ABC Family's "Bunheads" stars Emma Dumont as Melanie, Kaitlyn Jenkins...

ABC Family's "Bunheads" stars Emma Dumont as Melanie, Kaitlyn Jenkins as Boo, Kelly Bishop as Fanny, Sutton Foster as Michelle, Bailey Buntain as Ginny and Julia Goldani Telles as Sasha. Credit: ABC Family

SERIES PREMIERE "Bunheads"

WHEN | WHERE Monday night at 9 on ABC Family

REASON TO WATCH The WB is back!

WHAT IT'S ABOUT This might as well be a flashback to that late, lamented youth network's glory days and, more specifically, to its bravura "Gilmore Girls." That show's grand supporting player, Kelly Bishop, is front and center this time, breaking type from her starchy Gilmore matriarch to become artsy, funky Fanny Flowers, who did a fine job as a single mom herself.

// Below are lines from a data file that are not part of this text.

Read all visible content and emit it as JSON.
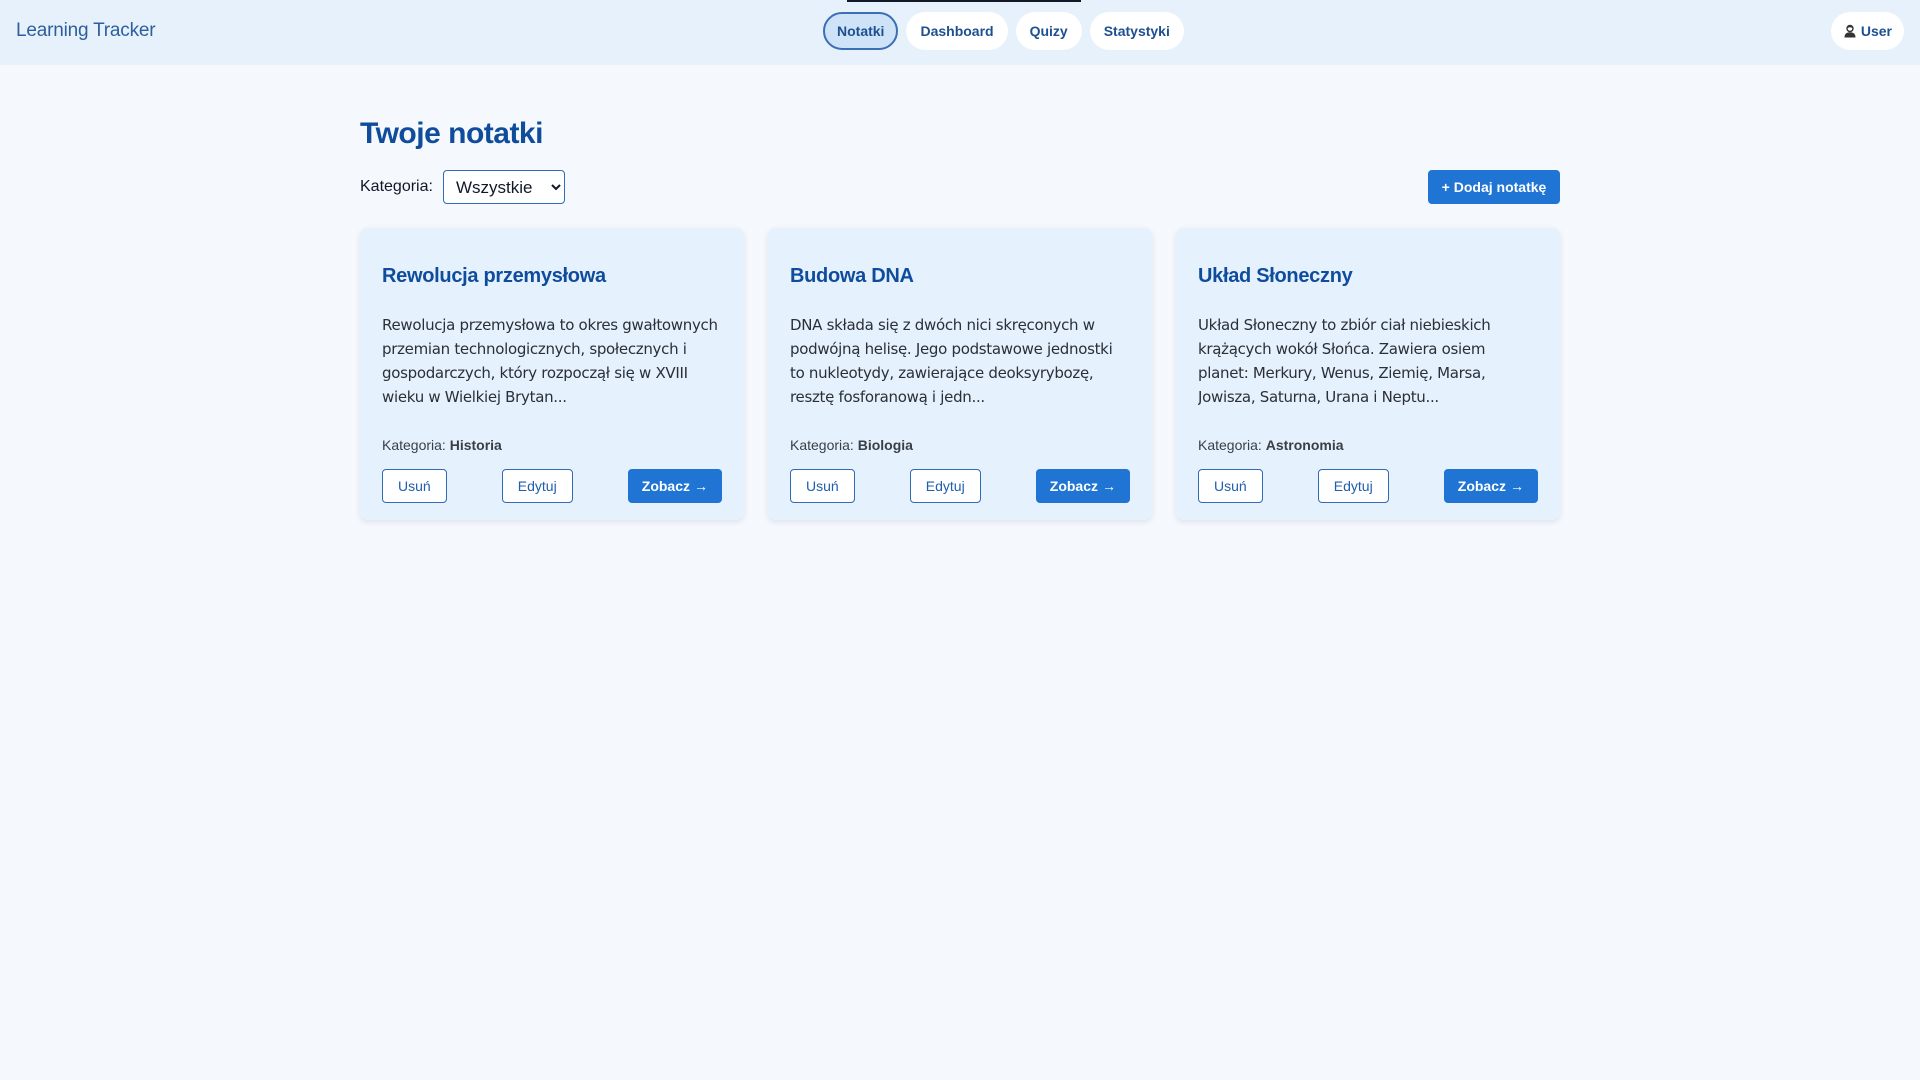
{
  "app": {
    "brand": "Learning Tracker"
  },
  "nav": {
    "tabs": [
      {
        "label": "Notatki",
        "active": true
      },
      {
        "label": "Dashboard",
        "active": false
      },
      {
        "label": "Quizy",
        "active": false
      },
      {
        "label": "Statystyki",
        "active": false
      }
    ],
    "user_label": "User",
    "user_icon": "user-icon"
  },
  "main": {
    "title": "Twoje notatki",
    "filter": {
      "label": "Kategoria:",
      "selected": "Wszystkie",
      "options": [
        "Wszystkie"
      ]
    },
    "add_button": "+ Dodaj notatkę"
  },
  "notes": [
    {
      "title": "Rewolucja przemysłowa",
      "excerpt": "Rewolucja przemysłowa to okres gwałtownych przemian technologicznych, społecznych i gospodarczych, który rozpoczął się w XVIII wieku w Wielkiej Brytan...",
      "category_label": "Kategoria:",
      "category": "Historia",
      "delete_label": "Usuń",
      "edit_label": "Edytuj",
      "view_label": "Zobacz",
      "view_arrow": "→"
    },
    {
      "title": "Budowa DNA",
      "excerpt": "DNA składa się z dwóch nici skręconych w podwójną helisę. Jego podstawowe jednostki to nukleotydy, zawierające deoksyrybozę, resztę fosforanową i jedn...",
      "category_label": "Kategoria:",
      "category": "Biologia",
      "delete_label": "Usuń",
      "edit_label": "Edytuj",
      "view_label": "Zobacz",
      "view_arrow": "→"
    },
    {
      "title": "Układ Słoneczny",
      "excerpt": "Układ Słoneczny to zbiór ciał niebieskich krążących wokół Słońca. Zawiera osiem planet: Merkury, Wenus, Ziemię, Marsa, Jowisza, Saturna, Urana i Neptu...",
      "category_label": "Kategoria:",
      "category": "Astronomia",
      "delete_label": "Usuń",
      "edit_label": "Edytuj",
      "view_label": "Zobacz",
      "view_arrow": "→"
    }
  ],
  "colors": {
    "background": "#f5f8fc",
    "header": "#e6f1fb",
    "card": "#e5f1fd",
    "accent": "#1f74d4",
    "title": "#0f4c9c"
  }
}
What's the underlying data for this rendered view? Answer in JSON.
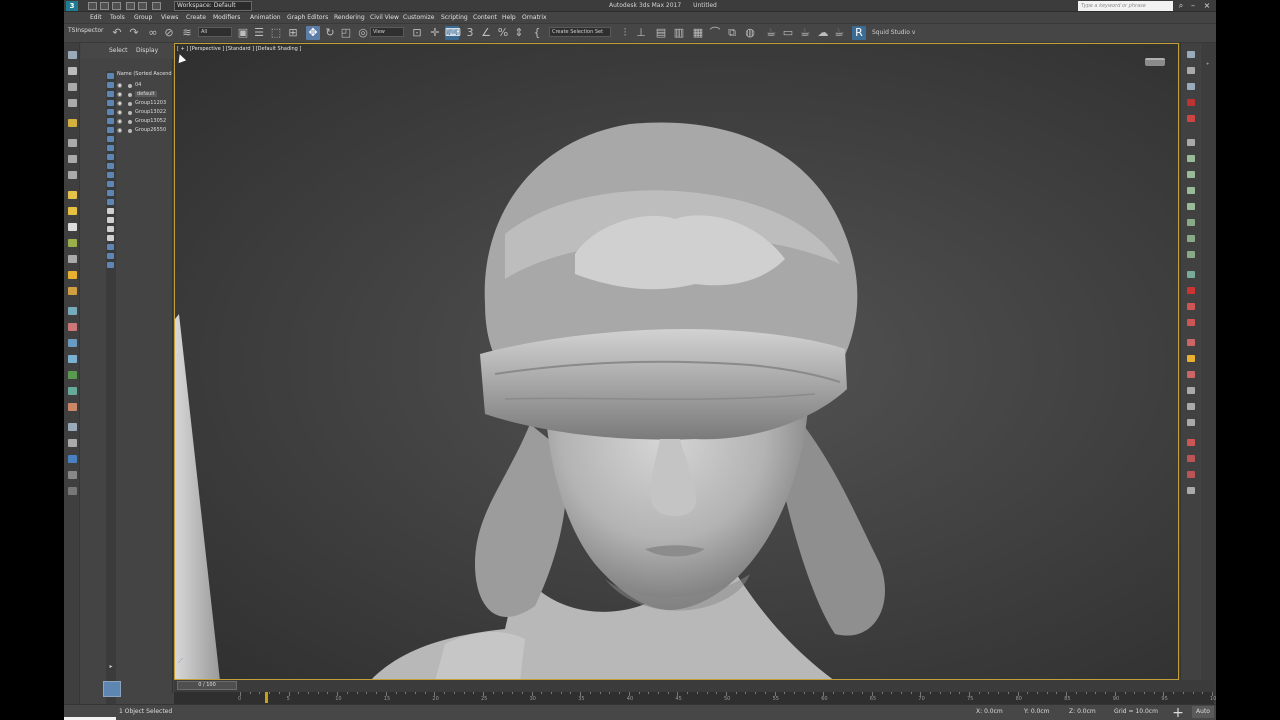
{
  "titlebar": {
    "workspace": "Workspace: Default",
    "app_title": "Autodesk 3ds Max 2017",
    "doc_title": "Untitled",
    "help_search_placeholder": "Type a keyword or phrase"
  },
  "menu": [
    "Edit",
    "Tools",
    "Group",
    "Views",
    "Create",
    "Modifiers",
    "Animation",
    "Graph Editors",
    "Rendering",
    "Civil View",
    "Customize",
    "Scripting",
    "Content",
    "Help",
    "Ornatrix"
  ],
  "toolbar": {
    "ts_inspector": "TSInspector",
    "selection_filter": "All",
    "ref_coord": "View",
    "named_selection_set": "Create Selection Set",
    "squid_studio": "Squid Studio v"
  },
  "scene_explorer": {
    "tab_select": "Select",
    "tab_display": "Display",
    "column_header": "Name (Sorted Ascend",
    "items": [
      {
        "name": "04"
      },
      {
        "name": "default"
      },
      {
        "name": "Group11203"
      },
      {
        "name": "Group13022"
      },
      {
        "name": "Group13052"
      },
      {
        "name": "Group26550"
      }
    ]
  },
  "viewport": {
    "label": "[ + ] [Perspective ] [Standard ] [Default Shading ]"
  },
  "timeline": {
    "slider": "0 / 100",
    "ticks": [
      "0",
      "5",
      "10",
      "15",
      "20",
      "25",
      "30",
      "35",
      "40",
      "45",
      "50",
      "55",
      "60",
      "65",
      "70",
      "75",
      "80",
      "85",
      "90",
      "95",
      "100"
    ]
  },
  "status": {
    "selection": "1 Object Selected",
    "x": "0.0cm",
    "y": "0.0cm",
    "z": "0.0cm",
    "x_label": "X:",
    "y_label": "Y:",
    "z_label": "Z:",
    "grid": "Grid = 10.0cm",
    "auto_key": "Auto"
  },
  "colors": {
    "viewport_border": "#c39f3a",
    "active_tool": "#5b7da8",
    "bust_light": "#c9c9c9",
    "bust_shadow": "#6a6a6a"
  }
}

Her son here is a nice-guy adult, smartly played by Alan Ruck ("Greek," "Spin City") as the persistent suitor of one lost-at-sea Vegas showgirl irreverently embodied by Broadway gem Sutton Foster. Her spunky Michelle just keeps fending off his sweet Hubbell, until one drunken night after she's had a really bad day and -- well, it's Vegas. Guess what happens.

Michelle and Hubbell's mom are soon at loggerheads, except they're both bunheads -- onetime ballet prodigies who squandered their potential in different ways, which means they're much the same. Crossing paths, and swords, at Fanny's ballet school surrounds them with a central quartet of teen dancers -- the distracted gifted girl (Julia Goldani-Telles), the big-boned hard worker (Kaitlyn Jenkins), the awkward blonde (Bailey Buntain), the bubbly brunette (Emma Dumont).

And then there's the storybook town, this time on the Pacific, with a glorious view. Eccentric townspeople to be determined.

MY SAY Think they've all got a way with words? Some attitude? Smart pop-culture shout-outs? You betcha. "Bunheads" is from "Gilmore Girls" auteur Amy Sherman-Palladino, so it chatters just as giddily, from Gadhafi to Godzilla to Graceland.

And again, it's got that multigeneration appeal, spotlighting both teens and adults, this time striving to (re)define themselves in ways those Gilmore girls never had to. Monday night's hour, spent setting up the premise, also drops a doozy of a conclusion that is up there with the equally stunning yet not-the-least-bit-similar twist delivered by "The Shield." It changes the game in a huge way you may or may not take to.

BOTTOM LINE I'd rather they hadn't done it, but that would be another show. And "Bunheads" seems to know exactly what it's doing.